Bill Arp’s endorsement was used to promote the book to
other editors.
Charles Henry
Smith, Writing as Bill Arp, Reviewed
The Plan of the
Ages for the Atlanta Constitution
[Photo]
A
Viola Gilbert, the widow of a wealthy New Yorker,[1]
used it to approach The Brooklyn Eagle. Her
success was limited, however. The paper only printed a single sentence: “Viola
Gilbert, New York, announces “Millennial Dawn, the Plan of the Ages,” which is
vouched for by no less a journalistic authority than “Bill Arp.”[2] Following
her February 1888 endorsement of Millennial Dawn, she organized a
meeting at Cooper Union. The New York Daily Tribune reported:
Mrs. Viola Gilbert
spoke in the large meeting-room at Cooper Union yesterday on “The Plan of the
Ages,” and explained by means of charts her ideas of the restitution of man to
his original normal spiritual condition. Mrs. Gilbert is a slender woman, with
a head that an artist would long to paint. She has mobile, refined and delicate
features, while she speaks with an emotion that tends to carry conviction. The
fall of man she interpreted for mankind’s good, as because of it man is to be
restored, not only to the plane from which Adam fell, but it is to be elevated
to a spiritual and finally a divine plane. The evangelistic services conducted
by Mrs. Gilbert are made interesting from the delicacy, grace and tact with
which she conducts them The millennium exists around man now, she holds, and
all that he needs to realize it is to place himself in harmony with the Divine
mind. This will result in physical as well as spiritual health.[3]
[1] Viola Gilbert’s name does not
appear in Zion’s Watch Tower, and
little is known about her. A letter from her to the editor of The New York Times appears in the April 13, 1899, issue. She signed
herself as “Viola Gilbert, Evangelist.” The letter was a comment on
wife-beating as endorsed by a judge in St. Louis.
She published at least one tract against Christian Science after having
“studied with” Mary Baker Eddy. The Christian Science Church denied the claim
that she had studied with Eddy. (Letter to “Mul,” The Brooklyn Daily Eagle, January 26, 1901.) She did not continue
her association with Zion’s Watch Tower, but
remained independent until 1902 when she re-joined Plymouth
Church, New York City. (The New York Sun, May 5, 1902)
Gilbert
rejected inherent immortality doctrine.
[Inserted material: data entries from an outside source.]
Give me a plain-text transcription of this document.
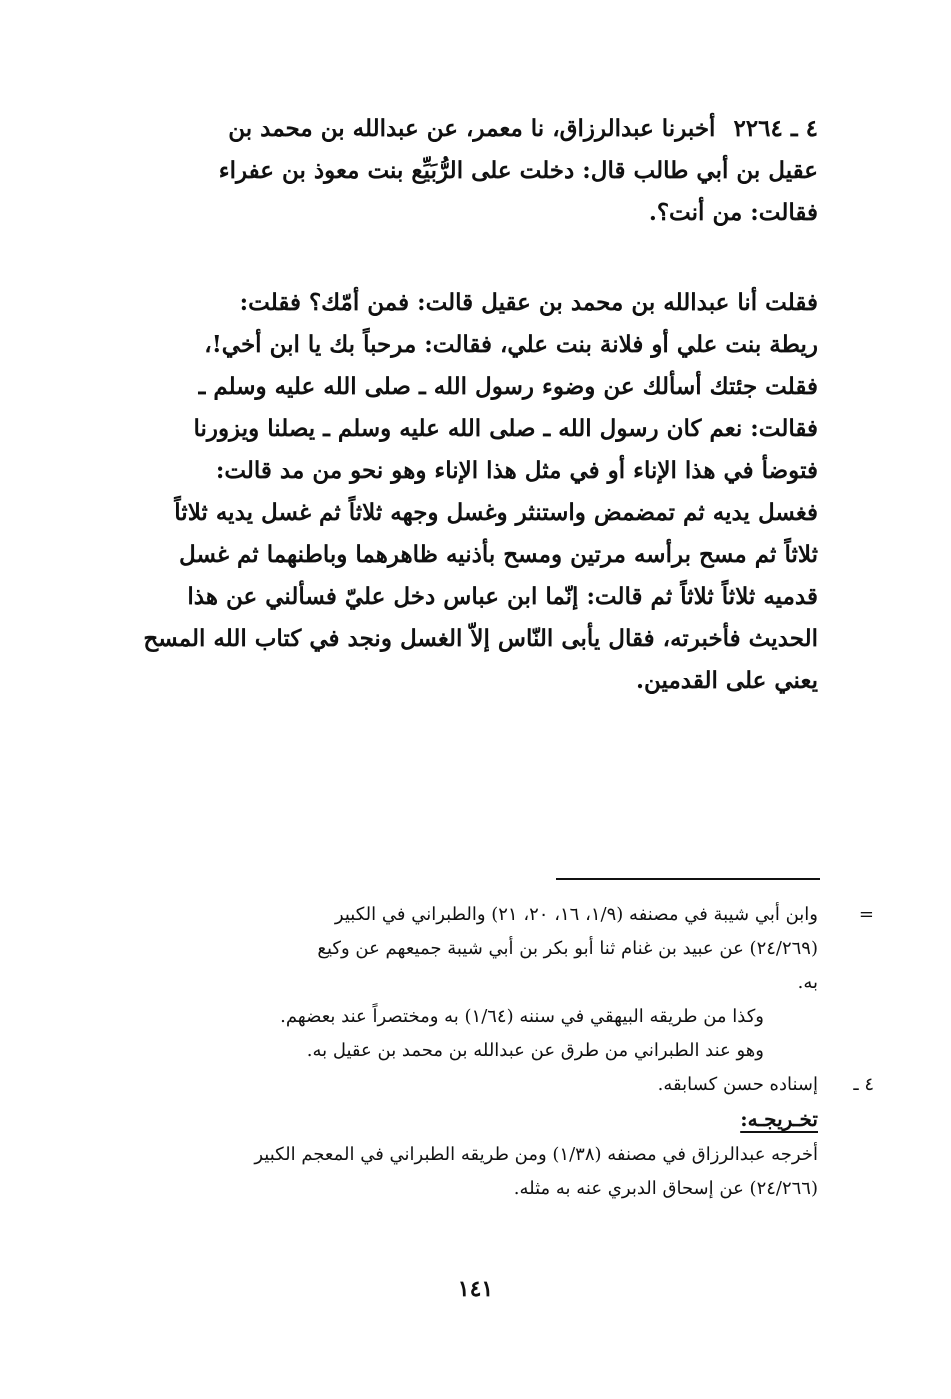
٤ ـ ٢٢٦٤أخبرنا عبدالرزاق، نا معمر، عن عبدالله بن محمد بن
عقيل بن أبي طالب قال: دخلت على الرُّبَيِّع بنت معوذ بن عفراء
فقالت: من أنت؟.
فقلت أنا عبدالله بن محمد بن عقيل قالت: فمن أمّك؟ فقلت:
ريطة بنت علي أو فلانة بنت علي، فقالت: مرحباً بك يا ابن أخي!،
فقلت جئتك أسألك عن وضوء رسول الله ـ صلى الله عليه وسلم ـ
فقالت: نعم كان رسول الله ـ صلى الله عليه وسلم ـ يصلنا ويزورنا
فتوضأ في هذا الإناء أو في مثل هذا الإناء وهو نحو من مد قالت:
فغسل يديه ثم تمضمض واستنثر وغسل وجهه ثلاثاً ثم غسل يديه ثلاثاً
ثلاثاً ثم مسح برأسه مرتين ومسح بأذنيه ظاهرهما وباطنهما ثم غسل
قدميه ثلاثاً ثلاثاً ثم قالت: إنّما ابن عباس دخل عليّ فسألني عن هذا
الحديث فأخبرته، فقال يأبى النّاس إلاّ الغسل ونجد في كتاب الله المسح
يعني على القدمين.
=
وابن أبي شيبة في مصنفه (١/٩، ١٦، ٢٠، ٢١) والطبراني في الكبير
(٢٤/٢٦٩) عن عبيد بن غنام ثنا أبو بكر بن أبي شيبة جميعهم عن وكيع
به.
وكذا من طريقه البيهقي في سننه (١/٦٤) به ومختصراً عند بعضهم.
وهو عند الطبراني من طرق عن عبدالله بن محمد بن عقيل به.
٤ ـ
إسناده حسن كسابقه.
تخـريجـه:
أخرجه عبدالرزاق في مصنفه (١/٣٨) ومن طريقه الطبراني في المعجم الكبير
(٢٤/٢٦٦) عن إسحاق الدبري عنه به مثله.
١٤١
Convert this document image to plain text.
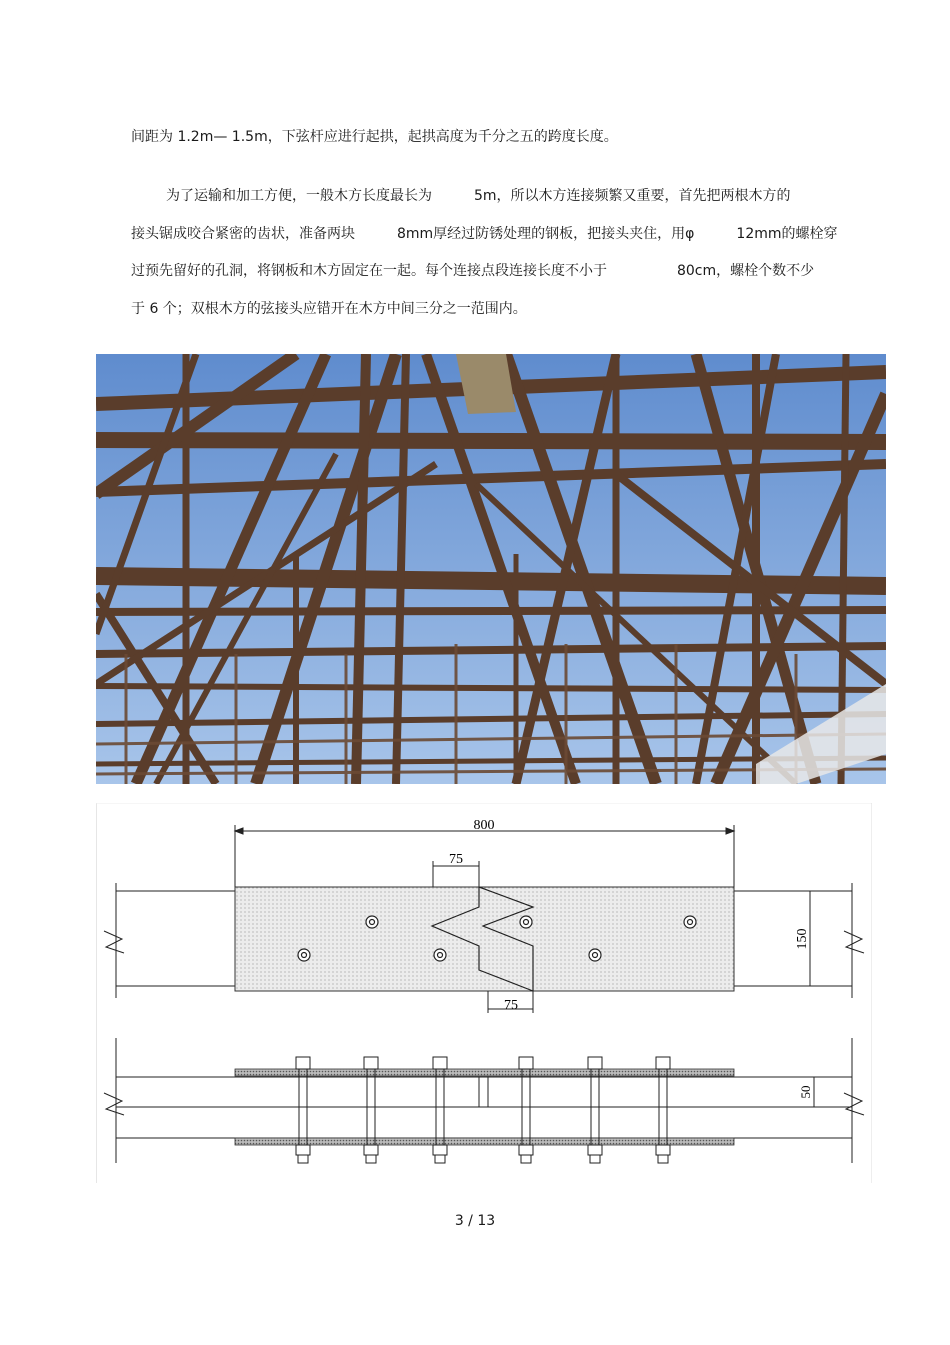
间距为 1.2m— 1.5m，下弦杆应进行起拱，起拱高度为千分之五的跨度长度。
为了运输和加工方便，一般木方长度最长为　　　5m，所以木方连接频繁又重要，首先把两根木方的
接头锯成咬合紧密的齿状，准备两块　　　8mm厚经过防锈处理的钢板，把接头夹住，用φ　　　12mm的螺栓穿
过预先留好的孔洞，将钢板和木方固定在一起。每个连接点段连接长度不小于　　　　　80cm，螺栓个数不少
于 6 个；双根木方的弦接头应错开在木方中间三分之一范围内。
800
75
75
150
50
3 / 13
In 1890 she preached at Zion’s
Temple on Fulton Street
in Brooklyn, often on topics familiar to Second
Adventists and Age-to-Come believers. Gilbert was noted for standing on the
street representing her pet causes by holding a tall cross festooned with
purple streamers. A reporter for the New York Sun wrote: “Her refined
appearance and her tall cross with its purple streamers and urgent message
attracted the attention of even the least observant of the throngs of shippers
hurrying by.” (See the October 6, 1901,
issue.) By 1891 she was involved with the Progressive Party and a delegate to
the Pennsylvania Yearly Meeting of Progressive Friends. She is quoted in the
report as saying: “I have worked in the missionary field a long time, have pointed
out the way to Christ to many different persons, but they can't live on faith.
The condition of affairs is constantly growing worse. I see before us a great
revolution. The rich are growing richer and the poor poorer. Faith and works
must go together.” – Report, page 72.
[2] Brooklyn Daily
Eagle, February 5, 1888.
Untitled paragraph.
[3] Explaining the “Divine Plan of the
Ages,” The New York Daily Tribune, March 16, 1888.